Sunday, September 13, 2020

September 13, 2020 - The Fifteenth Sunday after Pentecost


Lectionary Readings

O Lord, forgive the sins of the preacher, that only your truth may be spoken and only your grace be heard ☩ in the name of the Father, Son, and Holy Spirit. Amen.

“Enjoy your forgiveness.” That’s the tagline on a church sign outside an Episcopal Church in New York City. The idea is that forgiveness is not something we have to struggle to earn, or strive to be worthy of, or worry about whether or not we’ve been given. No, in Jesus Christ, we are forgiven, period. And this forgiveness, this freedom, is to be used so that we might enjoy the fruits of God’s mercy and grace. In this sense, “enjoy your forgiveness” is a summation of the Gospel message.

The problem is that we’ve been trained to be capitalists – where everything has to be tracked, commodified, and calculated. You’ll recall that in last week’s Gospel text, Jesus gave his followers some guidance on how to handle conflict in the Church and we saw how St. Paul’s exhortation to “owe nothing but love to each other” is at the heart of how we deal with conflict. From last week’s Gospel text, we can imagine St. Peter hearing about how we’re supposed to meet with the person who has wronged us alone, and if that doesn’t work with one or two others, and then with the whole church, if necessary. Now, Scripture doesn’t convey the tone used, but we know human nature well enough to guess how it sounded when Peter asks where today’s reading began, “Lord, if another member of the church sins against me, how often should I forgive? As many as seven times?” In other words, “how long do we have to put up with problem people?”

Perhaps Peter thought his suggestion of “seven times” was fairly generous. And it was – what’s the phrase we use: fool me once, shame on you; fool me twice, shame on me. So forgiving someone seven times really is going the extra mile. But Jesus counters him – “Not seven times, but, I tell you, seventy-seven times.” And that number could also be translated as seventy times seven – but the point isn’t whether we’re talking about 490 or 77. The idea is that there is to be no limit to the number of times that we forgive others. Don’t bother keeping track, because you’ll never count to infinity.

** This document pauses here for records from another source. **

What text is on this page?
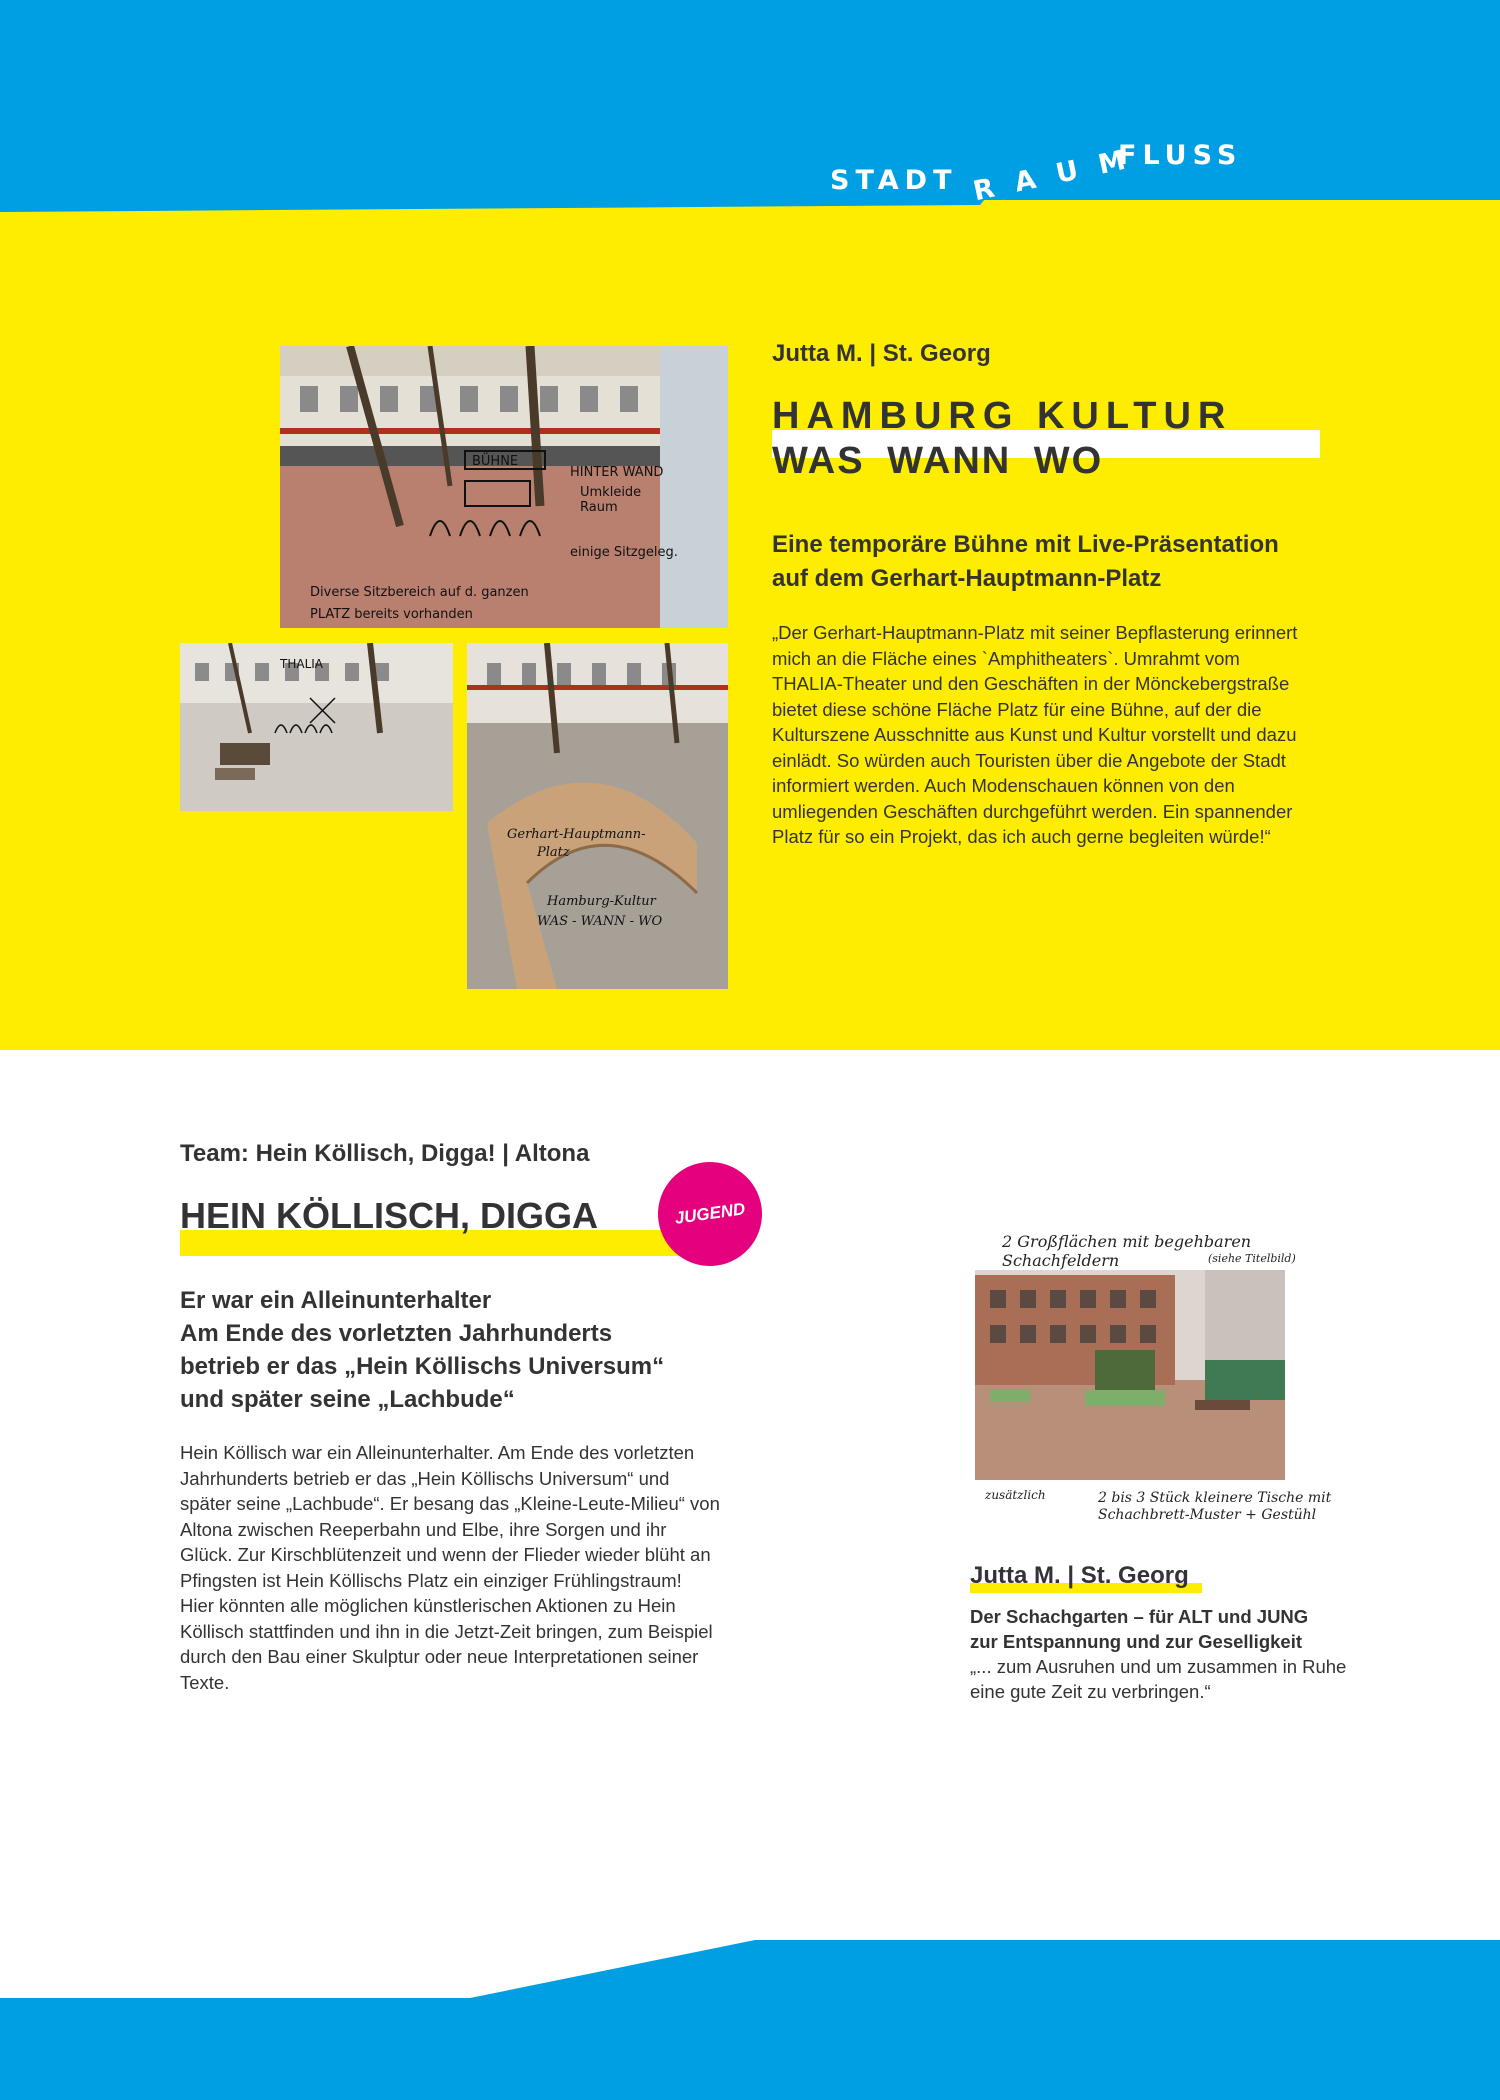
STADT R A U M
FLUSS
BÜHNE
HINTER WAND
Umkleide
Raum
einige Sitzgeleg.
Diverse Sitzbereich auf d. ganzen
PLATZ bereits vorhanden
THALIA
Gerhart-Hauptmann-
Platz
Hamburg-Kultur
WAS - WANN - WO
Jutta M. | St. Georg
HAMBURG KULTUR
WAS WANN WO
Eine temporäre Bühne mit Live-Präsentation
auf dem Gerhart-Hauptmann-Platz
„Der Gerhart-Hauptmann-Platz mit seiner Bepflasterung erinnert mich an die Fläche eines `Amphitheaters`. Umrahmt vom THALIA-Theater und den Geschäften in der Mönckebergstraße bietet diese schöne Fläche Platz für eine Bühne, auf der die Kulturszene Ausschnitte aus Kunst und Kultur vorstellt und dazu einlädt. So würden auch Touristen über die Angebote der Stadt informiert werden. Auch Modenschauen können von den umliegenden Geschäften durchgeführt werden. Ein spannender Platz für so ein Projekt, das ich auch gerne begleiten würde!“
Team: Hein Köllisch, Digga! | Altona
HEIN KÖLLISCH, DIGGA	JUGEND
Er war ein Alleinunterhalter
Am Ende des vorletzten Jahrhunderts
betrieb er das „Hein Köllischs Universum“
und später seine „Lachbude“
Hein Köllisch war ein Alleinunterhalter. Am Ende des vorletzten Jahrhunderts betrieb er das „Hein Köllischs Universum“ und später seine „Lachbude“. Er besang das „Kleine-Leute-Milieu“ von Altona zwischen Reeperbahn und Elbe, ihre Sorgen und ihr Glück. Zur Kirschblütenzeit und wenn der Flieder wieder blüht an Pfingsten ist Hein Köllischs Platz ein einziger Frühlingstraum! Hier könnten alle möglichen künstlerischen Aktionen zu Hein Köllisch stattfinden und ihn in die Jetzt-Zeit bringen, zum Beispiel durch den Bau einer Skulptur oder neue Interpretationen seiner Texte.
2 Großflächen mit begehbaren Schachfeldern	(siehe Titelbild)
zusätzlich	2 bis 3 Stück kleinere Tische mit Schachbrett-Muster + Gestühl
Jutta M. | St. Georg
Der Schachgarten – für ALT und JUNG
zur Entspannung und zur Geselligkeit
„... zum Ausruhen und um zusammen in Ruhe eine gute Zeit zu verbringen.“
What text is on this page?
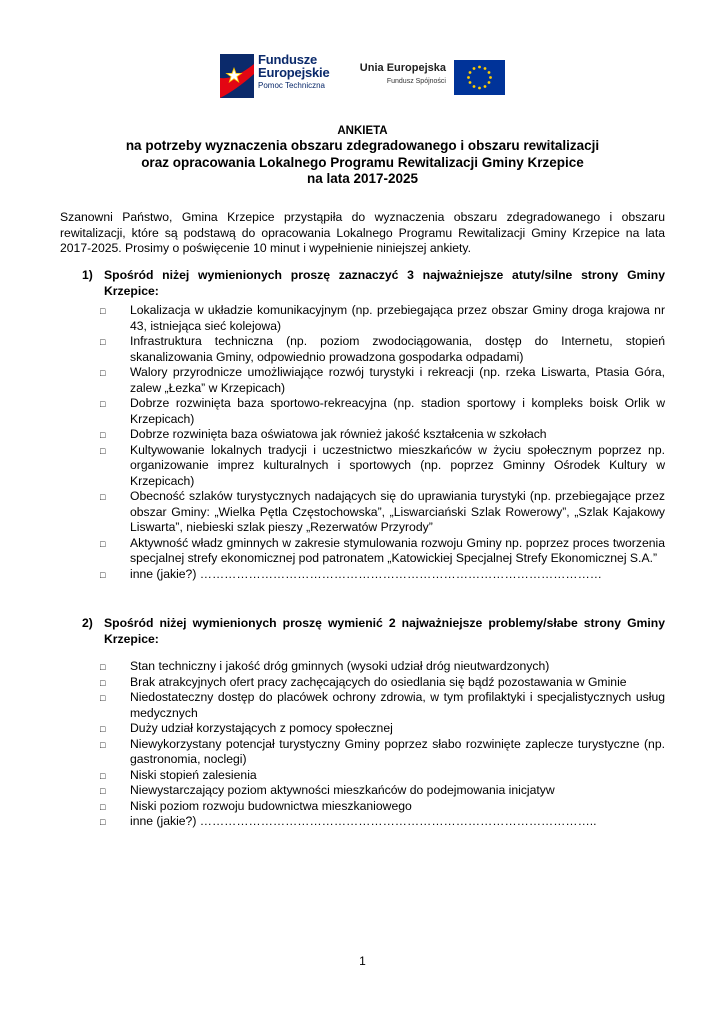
Fundusze
Europejskie
Pomoc Techniczna
Unia Europejska
Fundusz Spójności

ANKIETA

na potrzeby wyznaczenia obszaru zdegradowanego i obszaru rewitalizacji

oraz opracowania Lokalnego Programu Rewitalizacji Gminy Krzepice

na lata 2017-2025

Szanowni Państwo, Gmina Krzepice przystąpiła do wyznaczenia obszaru zdegradowanego i obszaru rewitalizacji, które są podstawą do opracowania Lokalnego Programu Rewitalizacji Gminy Krzepice na lata 2017-2025. Prosimy o poświęcenie 10 minut i wypełnienie niniejszej ankiety.

1) Spośród niżej wymienionych proszę zaznaczyć 3 najważniejsze atuty/silne strony Gminy Krzepice:
□ Lokalizacja w układzie komunikacyjnym (np. przebiegająca przez obszar Gminy droga krajowa nr 43, istniejąca sieć kolejowa)
□ Infrastruktura techniczna (np. poziom zwodociągowania, dostęp do Internetu, stopień skanalizowania Gminy, odpowiednio prowadzona gospodarka odpadami)
□ Walory przyrodnicze umożliwiające rozwój turystyki i rekreacji (np. rzeka Liswarta, Ptasia Góra, zalew „Łezka” w Krzepicach)
□ Dobrze rozwinięta baza sportowo-rekreacyjna (np. stadion sportowy i kompleks boisk Orlik w Krzepicach)
□ Dobrze rozwinięta baza oświatowa jak również jakość kształcenia w szkołach
□ Kultywowanie lokalnych tradycji i uczestnictwo mieszkańców w życiu społecznym poprzez np. organizowanie imprez kulturalnych i sportowych (np. poprzez Gminny Ośrodek Kultury w Krzepicach)
□ Obecność szlaków turystycznych nadających się do uprawiania turystyki (np. przebiegające przez obszar Gminy: „Wielka Pętla Częstochowska”, „Liswarciański Szlak Rowerowy”, „Szlak Kajakowy Liswarta”, niebieski szlak pieszy „Rezerwatów Przyrody”
□ Aktywność władz gminnych w zakresie stymulowania rozwoju Gminy np. poprzez proces tworzenia specjalnej strefy ekonomicznej pod patronatem „Katowickiej Specjalnej Strefy Ekonomicznej S.A.”
□ inne (jakie?) ………………………………………………………………………………………
2) Spośród niżej wymienionych proszę wymienić 2 najważniejsze problemy/słabe strony Gminy Krzepice:
□ Stan techniczny i jakość dróg gminnych (wysoki udział dróg nieutwardzonych)
□ Brak atrakcyjnych ofert pracy zachęcających do osiedlania się bądź pozostawania w Gminie
□ Niedostateczny dostęp do placówek ochrony zdrowia, w tym profilaktyki i specjalistycznych usług medycznych
□ Duży udział korzystających z pomocy społecznej
□ Niewykorzystany potencjał turystyczny Gminy poprzez słabo rozwinięte zaplecze turystyczne (np. gastronomia, noclegi)
□ Niski stopień zalesienia
□ Niewystarczający poziom aktywności mieszkańców do podejmowania inicjatyw
□ Niski poziom rozwoju budownictwa mieszkaniowego
□ inne (jakie?) ……………………………………………………………………………………..
1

In order to drive home the point, Jesus deploys a parable. There was a king who wanted to settle accounts, so he summons a slave who owed him a large sum that could not be paid. He begs the king for mercy, and is given it. This slave then goes out and sees a fellow slave who owes him, by comparison, a little bit of money. This second slave though does not have the money to pay and also begs for mercy, but is shown none. Instead, he throws him into a debtor’s prison. When the king learns of this, he is enraged that after being shown such great mercy, that this slave could not show even a scrap of mercy himself. The king then unforgives the debt and hands him over the jailers. Not the most heart-warming of Jesus’ parables, to be sure. And if that was it, we might think “Gosh, that first slave really was a rather ungrateful and nasty fellow. I think I can avoid being like that.” But then Jesus delivers the telling blow: “So my heavenly Father will also do to everyone of you, if you do not forgive your brother or sister from your heart.” Instead of it being a story about a wicked slave, we now all stand guilty as charged.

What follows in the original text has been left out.